Chesler Takes a Stand
Jul 23, 2003
Phyllis Chesler, author of the landmark feminist classic Women and Madness, Emerita Professor of Psychology and Women's Studies, psychotherapist, and expert courtroom witness, says that recent events made writing The New Anti-Semitism mandatory.
Chesler has "been dealing with anti-Semitism on the Left, among progressives and feminists since 1971" and now finds herself dealing with "the unexpected anti-Semitism among European intellectuals and members of the American academic community." So, in 2002, when "a literary agent, someone who liked my work, asked, 'What do you want to write about?', I decided to write the book in six months, hardly leaving the house in Park Slope and also endangering my health." She was energized by reminding herself that "after 9/11 I thought everyone would get it, that we are all Israelis, but instead what we got were the reports of false massacres," endless examples of "blaming the victims," and footage on CNN of Arabs "dancing in the blood of Israelis." She decided reluctantly that "you can't escape Jewish history" and that there is a "good chance it is repeating itself."
While writing as a feminist, Chesler says, "I never hid the fact that I was a Zionist. But because my intellectual feminism was so compelling" the other feminists, with whom she has long been associated, "let my Zionism pass, I wasn't shunned, and it didn't become a sticking point. What happened is that in 2000 I began to see on listserv groups [group e-mails]—all from professional women who are serious—nothing but propaganda, not talk about trauma and rape, which are important feminist discussions—but doctrinaire, well-orchestrated nonstop vitriol against Israel, nonstop suspicion of Judaism, and nonstop anti-Americanism. And this was of course before 9/11. I tried to use my personal authority to get the feminists not to silence Zionists and lovers of Judaism, but I was answered by goon squads and bullies."
What was being lost, she felt, was "the ability to think clearly while wading through stereotypes." She realized that "the problem is not only unexamined anti-Semitism but the ability to read and think as opposed to getting Brand X truth, TV debate, and weepfest." She remembered the United Nations conferences in 1980 "which were really about the demonizing of Israel and were really dominated by PLO goon squads who had been trained to disrupt, demonize, and terrify Israeli and Jewish women." Chesler's epiphany was that the UN experience had really been the turning point and that her listserv experiences were an extension of what had been brewing in political and academic circles for some time.

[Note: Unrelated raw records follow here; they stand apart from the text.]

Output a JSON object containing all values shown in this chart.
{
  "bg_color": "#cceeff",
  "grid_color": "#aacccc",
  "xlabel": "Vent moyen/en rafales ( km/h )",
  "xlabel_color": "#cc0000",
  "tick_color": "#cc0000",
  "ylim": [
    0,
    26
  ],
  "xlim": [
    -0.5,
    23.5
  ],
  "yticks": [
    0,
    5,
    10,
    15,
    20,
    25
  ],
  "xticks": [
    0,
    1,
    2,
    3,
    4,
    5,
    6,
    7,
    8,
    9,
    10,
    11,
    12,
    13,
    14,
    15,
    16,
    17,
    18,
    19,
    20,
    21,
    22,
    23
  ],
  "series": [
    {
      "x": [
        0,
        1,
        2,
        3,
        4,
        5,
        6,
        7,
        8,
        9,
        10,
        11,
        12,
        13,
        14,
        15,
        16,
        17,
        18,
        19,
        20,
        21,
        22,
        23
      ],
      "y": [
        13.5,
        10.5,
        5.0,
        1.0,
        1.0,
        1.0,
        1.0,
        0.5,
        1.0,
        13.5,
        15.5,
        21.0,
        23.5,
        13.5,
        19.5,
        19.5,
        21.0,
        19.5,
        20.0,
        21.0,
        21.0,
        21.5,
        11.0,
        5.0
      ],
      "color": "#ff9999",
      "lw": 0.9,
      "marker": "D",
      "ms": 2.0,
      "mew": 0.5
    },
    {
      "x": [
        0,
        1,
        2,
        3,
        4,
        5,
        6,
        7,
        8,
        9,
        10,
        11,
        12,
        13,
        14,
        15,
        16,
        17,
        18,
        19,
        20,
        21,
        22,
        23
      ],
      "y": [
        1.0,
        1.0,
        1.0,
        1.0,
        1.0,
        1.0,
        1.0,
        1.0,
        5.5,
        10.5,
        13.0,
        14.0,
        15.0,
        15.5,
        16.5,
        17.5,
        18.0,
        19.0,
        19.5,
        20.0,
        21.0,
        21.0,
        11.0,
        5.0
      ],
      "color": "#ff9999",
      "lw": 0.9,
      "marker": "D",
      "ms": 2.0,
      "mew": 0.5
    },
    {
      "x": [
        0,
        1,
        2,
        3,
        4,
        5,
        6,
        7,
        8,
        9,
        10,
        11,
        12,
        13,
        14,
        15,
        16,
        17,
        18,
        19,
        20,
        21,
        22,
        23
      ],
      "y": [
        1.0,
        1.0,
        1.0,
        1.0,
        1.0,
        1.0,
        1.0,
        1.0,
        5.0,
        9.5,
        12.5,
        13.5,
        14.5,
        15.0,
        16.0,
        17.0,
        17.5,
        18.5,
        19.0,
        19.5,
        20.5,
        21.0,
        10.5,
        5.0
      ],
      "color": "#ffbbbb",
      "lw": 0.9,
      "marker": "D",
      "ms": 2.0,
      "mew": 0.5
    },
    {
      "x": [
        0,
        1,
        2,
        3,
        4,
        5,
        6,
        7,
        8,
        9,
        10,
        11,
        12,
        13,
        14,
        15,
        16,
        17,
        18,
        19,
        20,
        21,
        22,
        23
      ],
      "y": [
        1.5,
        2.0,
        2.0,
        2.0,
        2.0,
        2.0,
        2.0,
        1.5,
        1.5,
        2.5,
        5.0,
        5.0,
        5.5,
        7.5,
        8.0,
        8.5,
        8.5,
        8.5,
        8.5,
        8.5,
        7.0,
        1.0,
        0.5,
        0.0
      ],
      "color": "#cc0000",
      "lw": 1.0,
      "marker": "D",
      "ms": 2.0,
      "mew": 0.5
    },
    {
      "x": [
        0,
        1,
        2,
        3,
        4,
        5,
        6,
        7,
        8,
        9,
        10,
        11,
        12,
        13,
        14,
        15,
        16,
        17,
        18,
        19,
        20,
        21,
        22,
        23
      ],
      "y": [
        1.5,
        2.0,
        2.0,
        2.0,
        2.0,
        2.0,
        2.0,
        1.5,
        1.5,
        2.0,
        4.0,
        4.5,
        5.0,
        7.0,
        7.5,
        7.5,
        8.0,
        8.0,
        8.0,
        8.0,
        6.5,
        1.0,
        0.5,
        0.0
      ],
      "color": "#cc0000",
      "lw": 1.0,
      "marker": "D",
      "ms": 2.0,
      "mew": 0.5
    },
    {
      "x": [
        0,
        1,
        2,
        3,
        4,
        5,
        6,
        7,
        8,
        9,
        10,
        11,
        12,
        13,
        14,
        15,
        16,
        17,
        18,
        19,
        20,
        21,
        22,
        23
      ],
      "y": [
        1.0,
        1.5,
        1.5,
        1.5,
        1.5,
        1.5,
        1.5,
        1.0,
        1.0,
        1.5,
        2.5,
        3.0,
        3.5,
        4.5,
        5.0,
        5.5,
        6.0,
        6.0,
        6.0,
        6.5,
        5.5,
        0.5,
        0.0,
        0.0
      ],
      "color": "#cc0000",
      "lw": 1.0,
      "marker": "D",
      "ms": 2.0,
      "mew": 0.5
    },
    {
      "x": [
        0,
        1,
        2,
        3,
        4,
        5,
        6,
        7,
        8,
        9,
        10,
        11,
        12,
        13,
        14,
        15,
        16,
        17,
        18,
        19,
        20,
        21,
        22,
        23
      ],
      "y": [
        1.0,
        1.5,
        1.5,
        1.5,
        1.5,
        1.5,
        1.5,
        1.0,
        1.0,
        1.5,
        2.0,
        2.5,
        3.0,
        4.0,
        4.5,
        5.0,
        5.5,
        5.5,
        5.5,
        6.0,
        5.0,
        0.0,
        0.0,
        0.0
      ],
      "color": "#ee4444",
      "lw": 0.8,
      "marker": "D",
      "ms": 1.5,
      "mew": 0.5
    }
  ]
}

Chesler did not have to start from step one in thinking about Judaism or about anti-Semitism since she grew up in an Orthodox home in Borough Park and "although I fled it, I have a feeling for it." She now identifies herself as a meta-denominationalist, conservative rather than Orthodox, whose greatest joy is in Torah study. She feels most comfortable now "with religious women who are somewhat conservative and traditional, but who are also feminists who do not believe that women are the same as men or should necessarily do the same things they do." Still, she has not forgotten that "on the other hand, I am a radical feminist."
She was hurt and shocked into action (and long days of writing) when even Israeli feminists attacked her for saying what she considered to be obvious and basic: that "we should be evenhanded in how we dole out compassion." Now Chesler is convinced that "Leftists have decided that Palestinians are the new symbol for women—that when the Palestinians get a State, all suffering for women and intellectuals will end," and that this "romantic notion" is both insidious and dangerous. She has "tried to get the message across" that you can't "mindlessly embrace a symbol" and that the Left is, in fact, "embracing an Islamo-fascist world" as a symbol, and forgetting "who they are, and who they were, long before Israel was created and an American empire came into being."
Although she remains most interested in "motherhood and psychiatric mistreatment," subjects of her previous books, Chesler has turned to the subject of anti-Semitism because she feels "dismayed by the betrayal of the truth and of the Jews." She is open about her support for the war in Iraq and Bush's agenda in Afghanistan (if not his domestic agenda), and she is clear in her own mind that the Taliban spawned "a horrible level of genocide" and that Saddam was "a mass murderer." "Some of what Bush is doing," she says, "is not merely for the oil companies" and she believes him in any case to be a "man of faith."
In her book and in person, Chesler emphasizes that it is time for "Jews to stop fighting with each other." For her part, she says, she will also "reason with any Christian or Muslim of good will." But as for the Jews, says Chesler, "they are my people," wherever they live. "I will not break ranks. I'll be with them." In the Middle East, "a region fraught with fratricide, it will take a miracle" to achieve peace. "But I am hopeful. We are on Day Two."